Source – csoonline.com
October is one of my favorite months of the year in Oregon, where I live. I call it “pumpkin patch season” and the colors are magnificent, as the season changes. For many of my friends, October weekends are spent squarely rooted in front of the TV watching football. And in case it isn’t penciled in your calendar – it’s also National Cyber Security Awareness Month (NCSAM).
Developed by the National Cyber Security Alliance and the U.S. Department of Homeland Security, NCSAM seeks to unite industry and government organizations in the goal of providing Americans a safer and more secure online experience. Now in its 14th year, the month feels more relevant than ever, given the almost-daily breaches reported in the news.
You may ask, “How does one celebrate NCSAM?” Good question – there are no costumes or candy involved, so it isn’t like Halloween, but it does have great possibilities as a community event – especially if you’re in the financial services community.
Easy and secure — can I really have both?
While most consumer-facing businesses understand the responsibility of protecting their customers, businesses face a significant hurdle when trying to provide both a safe and friendly experience. One industry in particular is finding this conundrum confounding – financial services. As financial institutions (FI’s) like banks and credit unions or insurance companies work to protect their customers’ sensitive information, they are searching for solutions that won’t compromise customer service quality – essentially, trying to find the balance between providing low-friction experiences for users and proper risk mitigation for the business.

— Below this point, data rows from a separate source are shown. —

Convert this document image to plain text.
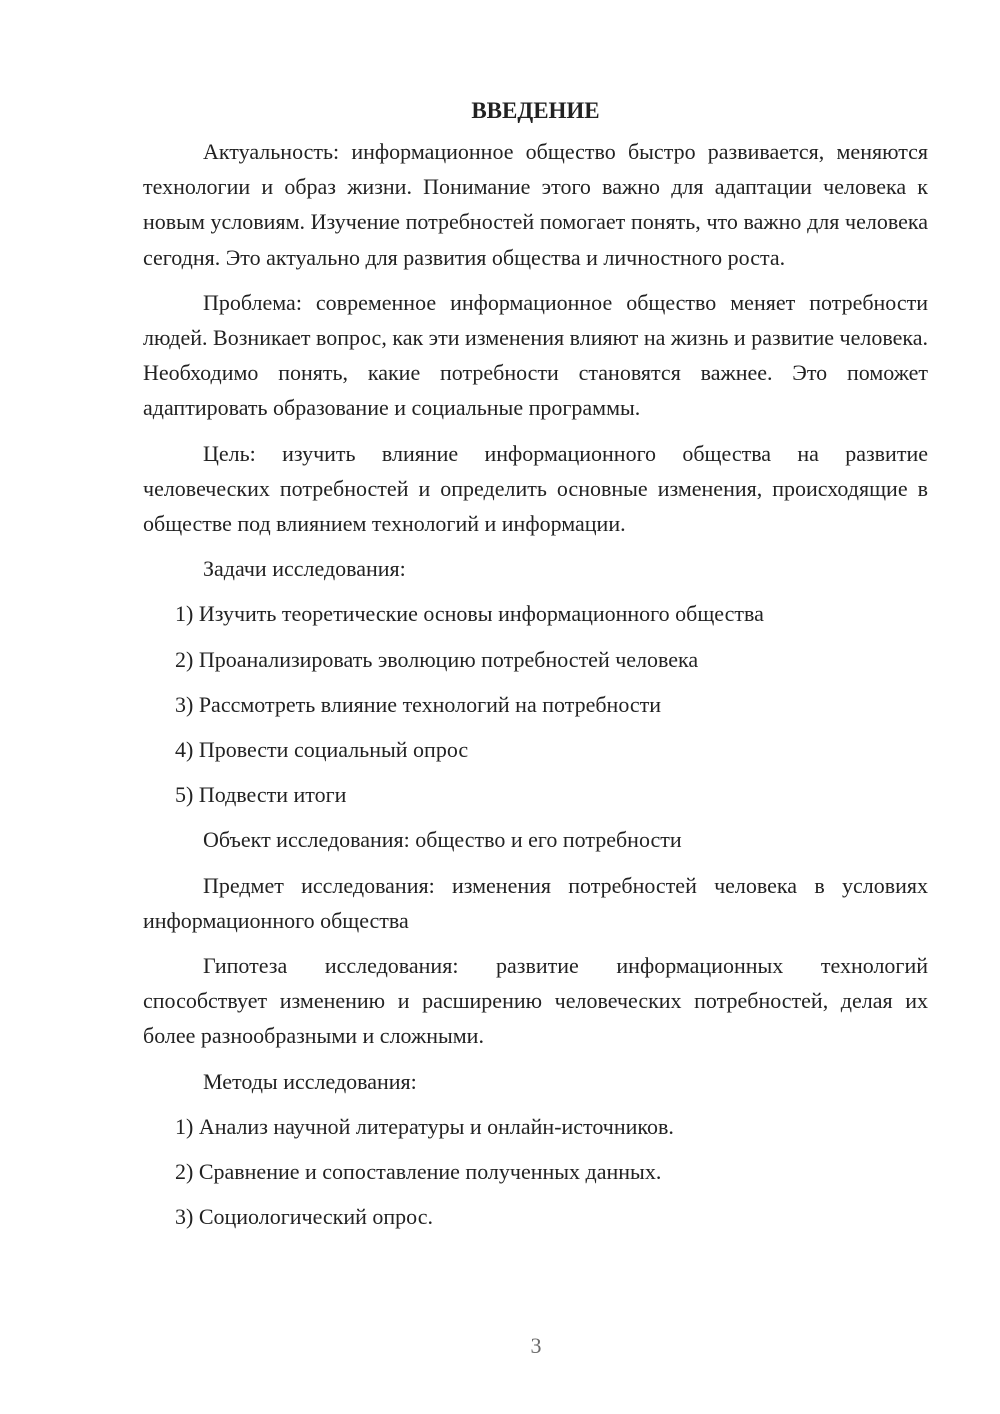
ВВЕДЕНИЕ

Актуальность: информационное общество быстро развивается, меняются технологии и образ жизни. Понимание этого важно для адаптации человека к новым условиям. Изучение потребностей помогает понять, что важно для человека сегодня. Это актуально для развития общества и личностного роста.

Проблема: современное информационное общество меняет потребности людей. Возникает вопрос, как эти изменения влияют на жизнь и развитие человека. Необходимо понять, какие потребности становятся важнее. Это поможет адаптировать образование и социальные программы.

Цель: изучить влияние информационного общества на развитие человеческих потребностей и определить основные изменения, происходящие в обществе под влиянием технологий и информации.

Задачи исследования:

1) Изучить теоретические основы информационного общества

2) Проанализировать эволюцию потребностей человека

3) Рассмотреть влияние технологий на потребности

4) Провести социальный опрос

5) Подвести итоги

Объект исследования: общество и его потребности

Предмет исследования: изменения потребностей человека в условиях информационного общества

Гипотеза исследования: развитие информационных технологий способствует изменению и расширению человеческих потребностей, делая их более разнообразными и сложными.

Методы исследования:

1) Анализ научной литературы и онлайн-источников.

2) Сравнение и сопоставление полученных данных.

3) Социологический опрос.

3
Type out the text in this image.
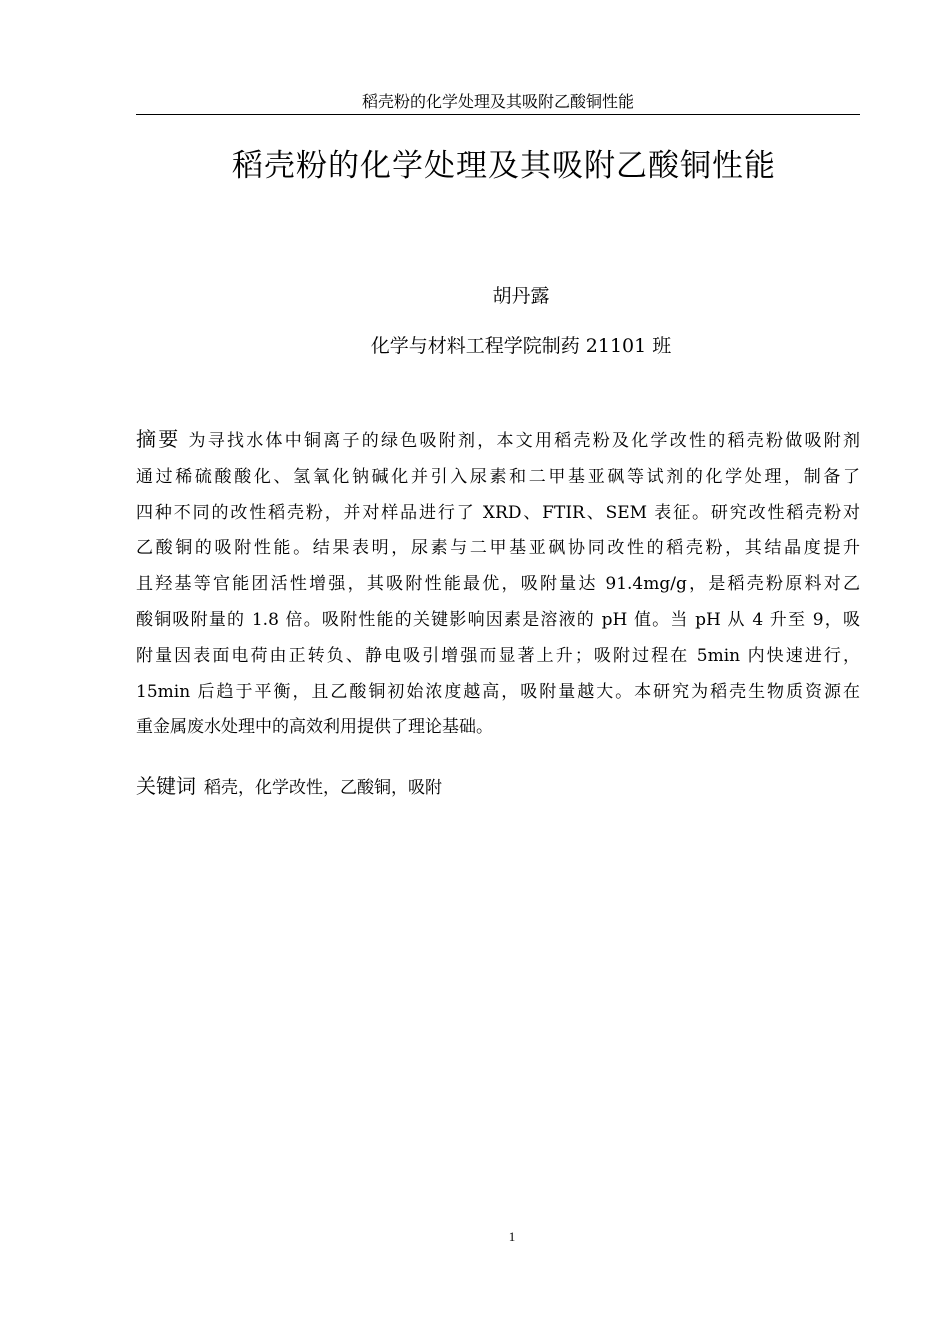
稻壳粉的化学处理及其吸附乙酸铜性能
稻壳粉的化学处理及其吸附乙酸铜性能
胡丹露
化学与材料工程学院制药 21101 班
摘要 为寻找水体中铜离子的绿色吸附剂，本文用稻壳粉及化学改性的稻壳粉做吸附剂
通过稀硫酸酸化、氢氧化钠碱化并引入尿素和二甲基亚砜等试剂的化学处理，制备了
四种不同的改性稻壳粉，并对样品进行了 XRD、FTIR、SEM 表征。研究改性稻壳粉对
乙酸铜的吸附性能。结果表明，尿素与二甲基亚砜协同改性的稻壳粉，其结晶度提升
且羟基等官能团活性增强，其吸附性能最优，吸附量达 91.4mg/g，是稻壳粉原料对乙
酸铜吸附量的 1.8 倍。吸附性能的关键影响因素是溶液的 pH 值。当 pH 从 4 升至 9，吸
附量因表面电荷由正转负、静电吸引增强而显著上升；吸附过程在 5min 内快速进行，
15min 后趋于平衡，且乙酸铜初始浓度越高，吸附量越大。本研究为稻壳生物质资源在
重金属废水处理中的高效利用提供了理论基础。
关键词 稻壳，化学改性，乙酸铜，吸附
1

Machine learning is a viable option for these organizations. Because machine learning solutions are able to learn from previous observations and make inferences about future behavior, their value in fraud-fighting ability becomes inherent.
Machine learning is being funded by FIs
According to a recent report from iovation and Aite Group, more financial institutions (FIs) than ever are looking to machine learning for improving fraud mitigation and customer experience. Sixty eight percent of North American FI’s cite machine learning analytics as a high priority investment over the next few years. The high alert state of threat today is likely the new normal for organizations and consumers, so early adopters of solutions that have machine learning incorporated will not only be able to reduce fraud, but will also have a major advantage over their competitors.
A good example of the struggle these FIs are facing is the positive omni-channel approach to customer engagement which brings both opportunity and risk. While it’s great there are now multiple points of interaction where consumers can touch their accounts (ATMs, call centers, email) here’s the rub – this opens up more attack vectors for hackers to exploit as well.
Broaden your perspective to really leverage machine learning
While the adoption of machine learning analytics is a step in the right direction for FIs, embracing a broader fraud fighting solution, if possible, is their best bet. By taking advantage of customer data and applying advanced machine learning techniques, FIs can create insights that not only prevent fraud, but provide more convenient and applicable authentication methods for customers.
As much as I support (and even celebrate) NCSAM, it’s my hope that it won’t be needed much longer. Instead, I envision a world in which organizations and individuals will learn to incorporate cyber-awareness into their daily lives, and hopefully, stay one step ahead of hackers and fraudsters. Until then, I’m eager to see where machine learning takes us. Data is our new currency, so let’s keep it out of hackers’ pockets.